With 13 spring practices under its belt, the offense hasn’t had too many reps to work out the kinks in a whole new system with different signals and terminology.

Three quarterbacks each had a drive in the first competitive part of the scrimmage, the move-the-ball portion, and never got in field goal range as the defense took the first segment of the scrimmage, 3-0. Quarterbacks Logan Bitikofer, Tarrin Earle and John Chiarolanzio, who all started games last year, each showed flashes of brilliance, but drives were usually finished with overthrows and poor decisions.

“I think you saw plays from all three of them and certainly mistakes from all three of them, some I think were more obvious than others,” Cecchini said. “You want to make it through spring with all three of them healthy and they’ve been able to accomplish that.”

On the first drive, Bitikofer made a great throw on third-and-3 across his body for a first down. But the next play ended with a dropped interception. The drive sputtered out a play later thanks to a sack.

Earle got three first downs thanks to accurate throws, but again the drive ended near midfield.

Chiarolanzio started the third and final series with a great rollout and 19-yard completion, then he missed a wide open Sam Hildebrand for what would’ve been an easy 55 yard touchdown.

The defense played with speed and aggression while the offense looked indecisive and apprehensive. But after all, it is April and a new offense will be working out the hiccups into the regular season.

“With what we’re doing offensively is more of a departure from what they did a year ago than it is defensively. It’s less of a departure,” Cecchini said. “I’ve always said this: it really takes a year and a half to fully put in and be confident in an offensive system. This is going to be a work in progress, not only through the spring but it’s going to continue to be a work in progress through August and really through the majority of the season. I’m hopeful that it can click with our players and truly by the time we get to our league schedule, hopefully we’re operating with a great deal of confidence. That’s a long way from now so right now we’re just trying to know the cadence and not jump off sides on fourth down.”

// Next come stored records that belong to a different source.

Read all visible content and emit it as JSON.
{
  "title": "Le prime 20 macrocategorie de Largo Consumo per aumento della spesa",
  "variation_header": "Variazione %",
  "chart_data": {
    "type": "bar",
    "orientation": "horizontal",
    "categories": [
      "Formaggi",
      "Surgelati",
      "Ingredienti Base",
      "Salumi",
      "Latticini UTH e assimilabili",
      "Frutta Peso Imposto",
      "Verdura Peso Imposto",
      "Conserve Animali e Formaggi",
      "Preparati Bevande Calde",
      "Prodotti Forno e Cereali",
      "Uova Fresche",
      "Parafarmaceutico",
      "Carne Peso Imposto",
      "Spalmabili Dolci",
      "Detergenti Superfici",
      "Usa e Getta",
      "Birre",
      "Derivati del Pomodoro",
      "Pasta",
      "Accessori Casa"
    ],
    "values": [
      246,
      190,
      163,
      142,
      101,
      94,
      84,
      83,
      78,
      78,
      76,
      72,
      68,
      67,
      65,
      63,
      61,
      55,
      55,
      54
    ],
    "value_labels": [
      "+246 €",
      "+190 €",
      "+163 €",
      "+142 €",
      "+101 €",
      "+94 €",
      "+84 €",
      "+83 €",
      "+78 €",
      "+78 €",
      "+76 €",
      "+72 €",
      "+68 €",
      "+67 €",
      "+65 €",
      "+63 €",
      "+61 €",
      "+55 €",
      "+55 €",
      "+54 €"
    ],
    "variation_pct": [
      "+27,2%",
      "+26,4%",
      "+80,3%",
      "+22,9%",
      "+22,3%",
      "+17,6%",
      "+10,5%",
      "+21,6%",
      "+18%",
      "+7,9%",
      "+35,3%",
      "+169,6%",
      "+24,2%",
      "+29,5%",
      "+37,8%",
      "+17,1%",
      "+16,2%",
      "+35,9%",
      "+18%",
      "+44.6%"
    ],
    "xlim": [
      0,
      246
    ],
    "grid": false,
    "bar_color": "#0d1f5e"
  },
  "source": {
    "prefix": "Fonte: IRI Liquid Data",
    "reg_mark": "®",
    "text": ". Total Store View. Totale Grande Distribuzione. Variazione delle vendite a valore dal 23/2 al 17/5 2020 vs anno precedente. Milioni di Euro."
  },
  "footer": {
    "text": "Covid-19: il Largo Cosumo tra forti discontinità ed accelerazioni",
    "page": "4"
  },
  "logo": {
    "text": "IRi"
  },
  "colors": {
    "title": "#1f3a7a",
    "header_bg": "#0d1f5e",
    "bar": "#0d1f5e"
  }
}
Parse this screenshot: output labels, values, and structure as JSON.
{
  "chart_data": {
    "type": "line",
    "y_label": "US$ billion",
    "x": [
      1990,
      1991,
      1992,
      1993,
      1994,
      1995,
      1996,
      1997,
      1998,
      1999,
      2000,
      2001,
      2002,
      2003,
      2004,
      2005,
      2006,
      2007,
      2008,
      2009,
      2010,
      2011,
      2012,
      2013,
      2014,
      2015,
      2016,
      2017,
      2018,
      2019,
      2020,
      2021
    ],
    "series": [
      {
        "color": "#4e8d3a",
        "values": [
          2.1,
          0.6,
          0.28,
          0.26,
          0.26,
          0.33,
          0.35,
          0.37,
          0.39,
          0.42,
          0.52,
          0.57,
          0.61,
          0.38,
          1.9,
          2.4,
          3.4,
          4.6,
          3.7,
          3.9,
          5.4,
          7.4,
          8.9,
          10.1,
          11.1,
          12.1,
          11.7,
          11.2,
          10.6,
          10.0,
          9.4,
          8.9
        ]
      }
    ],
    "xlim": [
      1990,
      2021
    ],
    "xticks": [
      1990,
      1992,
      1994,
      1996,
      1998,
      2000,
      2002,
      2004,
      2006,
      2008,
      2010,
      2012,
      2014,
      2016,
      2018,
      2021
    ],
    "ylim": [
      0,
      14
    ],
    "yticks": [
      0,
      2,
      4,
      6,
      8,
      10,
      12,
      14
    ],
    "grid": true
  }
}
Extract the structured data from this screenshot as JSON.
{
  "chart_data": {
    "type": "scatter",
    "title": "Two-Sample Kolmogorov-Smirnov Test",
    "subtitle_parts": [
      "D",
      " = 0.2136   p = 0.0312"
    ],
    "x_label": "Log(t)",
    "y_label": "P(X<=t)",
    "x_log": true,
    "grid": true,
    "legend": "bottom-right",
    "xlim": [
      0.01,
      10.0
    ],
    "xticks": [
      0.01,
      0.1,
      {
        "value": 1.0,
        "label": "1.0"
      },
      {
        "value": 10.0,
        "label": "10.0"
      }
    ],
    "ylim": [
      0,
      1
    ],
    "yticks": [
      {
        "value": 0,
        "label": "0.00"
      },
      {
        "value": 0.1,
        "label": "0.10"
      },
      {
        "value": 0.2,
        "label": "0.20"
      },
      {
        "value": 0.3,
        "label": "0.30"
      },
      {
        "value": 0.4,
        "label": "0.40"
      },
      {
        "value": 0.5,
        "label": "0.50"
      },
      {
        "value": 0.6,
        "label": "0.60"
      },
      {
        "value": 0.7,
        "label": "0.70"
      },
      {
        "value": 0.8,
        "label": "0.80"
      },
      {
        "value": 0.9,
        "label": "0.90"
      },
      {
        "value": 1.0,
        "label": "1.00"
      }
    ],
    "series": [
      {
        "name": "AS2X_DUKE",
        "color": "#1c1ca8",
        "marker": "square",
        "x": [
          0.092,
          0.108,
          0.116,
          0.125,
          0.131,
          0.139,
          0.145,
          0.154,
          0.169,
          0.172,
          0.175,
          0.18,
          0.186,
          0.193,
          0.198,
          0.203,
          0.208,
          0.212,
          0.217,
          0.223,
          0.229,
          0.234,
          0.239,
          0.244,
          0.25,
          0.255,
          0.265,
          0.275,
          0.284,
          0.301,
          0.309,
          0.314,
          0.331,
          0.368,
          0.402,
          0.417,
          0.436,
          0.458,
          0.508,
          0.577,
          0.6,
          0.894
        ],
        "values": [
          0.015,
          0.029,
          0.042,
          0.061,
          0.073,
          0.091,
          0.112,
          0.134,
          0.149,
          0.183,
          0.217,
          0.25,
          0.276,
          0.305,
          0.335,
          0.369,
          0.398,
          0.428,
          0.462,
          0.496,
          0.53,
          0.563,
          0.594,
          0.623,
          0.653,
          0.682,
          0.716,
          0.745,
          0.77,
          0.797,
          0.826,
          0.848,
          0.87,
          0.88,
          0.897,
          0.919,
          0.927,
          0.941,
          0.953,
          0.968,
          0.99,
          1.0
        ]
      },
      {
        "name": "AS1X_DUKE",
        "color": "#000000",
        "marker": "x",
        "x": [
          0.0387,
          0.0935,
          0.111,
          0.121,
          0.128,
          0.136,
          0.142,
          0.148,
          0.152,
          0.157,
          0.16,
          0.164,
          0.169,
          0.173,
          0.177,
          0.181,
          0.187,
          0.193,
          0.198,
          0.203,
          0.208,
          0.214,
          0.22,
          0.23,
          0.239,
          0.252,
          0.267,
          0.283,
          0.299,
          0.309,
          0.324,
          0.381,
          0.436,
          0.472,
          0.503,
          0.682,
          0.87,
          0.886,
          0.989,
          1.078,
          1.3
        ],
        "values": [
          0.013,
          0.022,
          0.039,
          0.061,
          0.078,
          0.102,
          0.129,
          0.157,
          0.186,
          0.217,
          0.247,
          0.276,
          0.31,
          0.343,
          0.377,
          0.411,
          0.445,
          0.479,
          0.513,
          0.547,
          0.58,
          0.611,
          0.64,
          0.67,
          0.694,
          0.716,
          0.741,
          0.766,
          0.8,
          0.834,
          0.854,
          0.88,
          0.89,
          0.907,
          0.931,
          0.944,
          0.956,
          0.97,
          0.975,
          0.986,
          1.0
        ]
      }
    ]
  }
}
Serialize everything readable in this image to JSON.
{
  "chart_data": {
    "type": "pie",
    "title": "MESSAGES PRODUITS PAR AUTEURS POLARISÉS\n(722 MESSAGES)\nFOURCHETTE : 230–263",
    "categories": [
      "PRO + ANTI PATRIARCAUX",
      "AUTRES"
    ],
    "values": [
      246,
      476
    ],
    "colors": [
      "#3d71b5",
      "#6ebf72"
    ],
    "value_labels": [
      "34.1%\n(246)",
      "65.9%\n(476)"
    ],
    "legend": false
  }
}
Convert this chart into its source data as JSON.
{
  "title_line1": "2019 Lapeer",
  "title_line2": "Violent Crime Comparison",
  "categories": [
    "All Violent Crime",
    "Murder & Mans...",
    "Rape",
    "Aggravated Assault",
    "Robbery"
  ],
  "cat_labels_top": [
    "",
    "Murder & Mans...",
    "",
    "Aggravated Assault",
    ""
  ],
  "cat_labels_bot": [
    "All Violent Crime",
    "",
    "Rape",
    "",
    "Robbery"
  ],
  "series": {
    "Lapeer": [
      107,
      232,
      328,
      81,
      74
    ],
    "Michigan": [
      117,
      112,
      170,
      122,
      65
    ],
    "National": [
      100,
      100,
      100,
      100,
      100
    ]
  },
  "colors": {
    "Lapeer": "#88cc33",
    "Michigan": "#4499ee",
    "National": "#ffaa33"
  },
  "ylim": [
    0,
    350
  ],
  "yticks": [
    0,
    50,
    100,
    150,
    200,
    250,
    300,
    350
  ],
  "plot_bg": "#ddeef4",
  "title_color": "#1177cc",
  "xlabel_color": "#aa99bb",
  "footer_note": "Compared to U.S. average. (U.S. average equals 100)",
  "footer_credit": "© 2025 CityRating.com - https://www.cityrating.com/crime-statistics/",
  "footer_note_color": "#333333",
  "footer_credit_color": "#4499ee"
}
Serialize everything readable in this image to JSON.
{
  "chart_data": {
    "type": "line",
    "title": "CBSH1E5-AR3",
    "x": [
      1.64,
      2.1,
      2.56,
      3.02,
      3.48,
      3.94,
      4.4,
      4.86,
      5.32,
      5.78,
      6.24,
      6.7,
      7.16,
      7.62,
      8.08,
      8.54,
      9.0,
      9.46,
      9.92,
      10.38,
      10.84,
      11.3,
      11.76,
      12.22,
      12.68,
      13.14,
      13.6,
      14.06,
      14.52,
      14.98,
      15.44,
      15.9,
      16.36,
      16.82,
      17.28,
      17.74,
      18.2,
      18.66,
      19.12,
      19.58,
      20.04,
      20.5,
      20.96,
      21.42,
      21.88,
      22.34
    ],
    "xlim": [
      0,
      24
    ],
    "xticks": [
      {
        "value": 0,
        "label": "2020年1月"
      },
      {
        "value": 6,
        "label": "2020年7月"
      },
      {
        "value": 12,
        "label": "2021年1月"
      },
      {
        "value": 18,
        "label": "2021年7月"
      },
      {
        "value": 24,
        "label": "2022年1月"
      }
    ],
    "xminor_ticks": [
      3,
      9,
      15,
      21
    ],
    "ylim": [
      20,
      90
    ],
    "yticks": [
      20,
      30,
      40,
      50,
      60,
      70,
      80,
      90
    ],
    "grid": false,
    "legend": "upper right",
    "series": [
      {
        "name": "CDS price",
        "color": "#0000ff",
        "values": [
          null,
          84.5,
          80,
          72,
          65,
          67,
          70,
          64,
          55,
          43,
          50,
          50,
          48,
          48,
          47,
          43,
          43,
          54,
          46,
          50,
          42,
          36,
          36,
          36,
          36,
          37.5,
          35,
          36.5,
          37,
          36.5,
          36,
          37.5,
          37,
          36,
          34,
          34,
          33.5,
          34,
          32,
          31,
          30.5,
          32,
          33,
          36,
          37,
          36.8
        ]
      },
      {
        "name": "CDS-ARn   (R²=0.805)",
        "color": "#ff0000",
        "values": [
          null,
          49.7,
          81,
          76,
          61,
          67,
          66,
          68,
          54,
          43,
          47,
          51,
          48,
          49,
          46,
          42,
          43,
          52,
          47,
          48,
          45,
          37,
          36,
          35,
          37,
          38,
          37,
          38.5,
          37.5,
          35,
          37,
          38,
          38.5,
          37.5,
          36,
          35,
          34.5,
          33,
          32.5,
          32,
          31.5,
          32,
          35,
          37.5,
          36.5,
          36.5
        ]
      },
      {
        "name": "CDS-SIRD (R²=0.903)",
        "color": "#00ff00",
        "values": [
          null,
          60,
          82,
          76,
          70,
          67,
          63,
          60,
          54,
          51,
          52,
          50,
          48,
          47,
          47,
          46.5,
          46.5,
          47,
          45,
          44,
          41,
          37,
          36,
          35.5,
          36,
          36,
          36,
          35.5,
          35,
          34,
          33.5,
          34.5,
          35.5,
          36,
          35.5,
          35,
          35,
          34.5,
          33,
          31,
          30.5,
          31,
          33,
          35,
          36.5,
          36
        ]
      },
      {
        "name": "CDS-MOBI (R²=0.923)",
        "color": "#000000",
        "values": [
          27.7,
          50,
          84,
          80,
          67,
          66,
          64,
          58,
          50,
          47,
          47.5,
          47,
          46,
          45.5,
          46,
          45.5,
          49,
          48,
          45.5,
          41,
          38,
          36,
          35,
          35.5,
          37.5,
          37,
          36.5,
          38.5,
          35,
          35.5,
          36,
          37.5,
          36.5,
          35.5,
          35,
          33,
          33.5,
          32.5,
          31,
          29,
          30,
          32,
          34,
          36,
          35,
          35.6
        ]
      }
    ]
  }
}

After a rocky start in the red-zone scrimmage, the offense began to pick up the pace. Ethan Torres nailed field goals of 31 and 19 yards on the first two drives, but Bitikofer got in the end zone on the third possession thanks to a six-yard touchdown pass to a crowded Renn Lints on third down. Chiarolanzio started the fourth and final drive with a 20-yard strike to Blair Herman on a post route and an extra point from Torres clinched the win for the offense.

That momentum carried into the final situational segment of the night, the fourth-down scrimmage, which was 12 fourth down plays of varying yard lengths. The offense started with a bang when Earle went 62 yards on fourth-and-2 with a read option that fooled everybody. The offense won three of the next four plays, taking a 4-1 advantage, but the defense buckled down, got into the back field, defended some passes and created havoc as it earned seven straight stops and took the 8-4 win. On the night, the defense took two of the three competitive scrimmages.

“I was actually happy that we had rain because it’s important that our guys know how to play in less than ideal conditions. … Obviously that played into hands of the defense early on in the move-the-ball phase. We had a couple open wide receivers that unfortunately the weather prevented us from being as good as we could’ve been,” Cecchini said. “Today was the defenses day and they did a great job.”